Since the beginning of the financial year, exports have fallen for three consecutive months since May. However, the fall recorded in July was a steep 14.8 per cent -- to $22.4 billion compared with $26.3 billion recorded in the same month last year. Imports dipped by 7.78 per cent to $37.9 billion against $41.1 billion, according to the provisional data released by the Ministry of Commerce and Industry.
The fall in July has been the sharpest since 35 months after exports contracted 23.59 per cent in August 2009. Exports also registered a fall of 4.16 per cent and 5.45 per cent in May and June respectively. Cumulatively, exports contracted 1.70 per cent in the first four months of this financial year.
"We need the right kind of intervention this time," said Sanjay Budhia, managing director and chairman, Patton Group, a Kolkata-based export house. "A double-digit drop in exports is a major cause of concern. It is not that our traditional markets have vanished, they are very much there."
He said the problem was India's exports are not priced competitively, unlike China's, which is offering products at "throwaway" prices owing to an all-time low demand in the domestic market.
Budhia, who is also the chairman of CII's National Committee on Exports and Imports, wants the government to bring India's traditional markets of US and Europe under FMS, that would provide them incentives in marketing and selling their products aggressively. The sectors that witnessed the fall this time were some top-ranking ones, including engineering, and gems and jewellery.

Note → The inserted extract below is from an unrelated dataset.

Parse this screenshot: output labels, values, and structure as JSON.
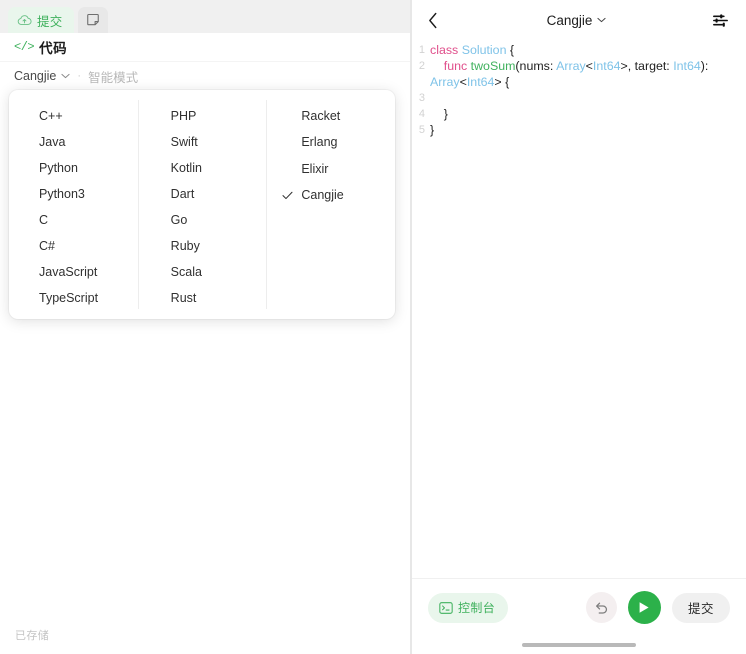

Engineering goods had given a stellar performance in the last couple of financial years. In 2011-12, engineering exports reached $60 billion from $49.89 billion in 2010-11 and $33.73 billion in 2009-10. But engineering goods' exporters today doubt whether the gain can be sustained this financial year.
According to R Maitra, executive director of the Engineering Export Promotion Council (EEPC), the challenge this year would be to sustain the same level of growth. Engineering exports have fallen nine per cent during April-July.
"We cannot survive until and unless we get back our traditional markets of the US and Europe. Diversifying to newer markets is alright but these cannot match up to the European standards," Maitra said.
He also added that EEPC is now looking at East European countries -- Poland, Czech Republic and Romania. Even though these countries had been heavily dependent on Germany and Italy, Maitra said, demand from India is increasing due to cheaper price offered by India, unlike Germany and Italy where there had been a huge price escalation.
The Federation of Indian Export Organisations (FIEO) has demanded for the establishment of an Export Development Fund with a corpus of 0.5 per cent of freight on board value to enable micro, small and medium enterprises exporters to aggressively enter the unexplored markets.
The exporters' body also said with government's intervention in lowering the cost of credit, exports can see a turnaround by October. But, it said even after two per cent interest subvention, cost of credit is too high in domestic markets.
Currently, big exporters can raise money outside India at six per cent. But in India the rate of interest even after subvention comes at around nine per cent, Ajay Sahai of Fieo said.
FTP for this year had extended interest subvention till this financial year-end, and expanded it to readymade garments and toys.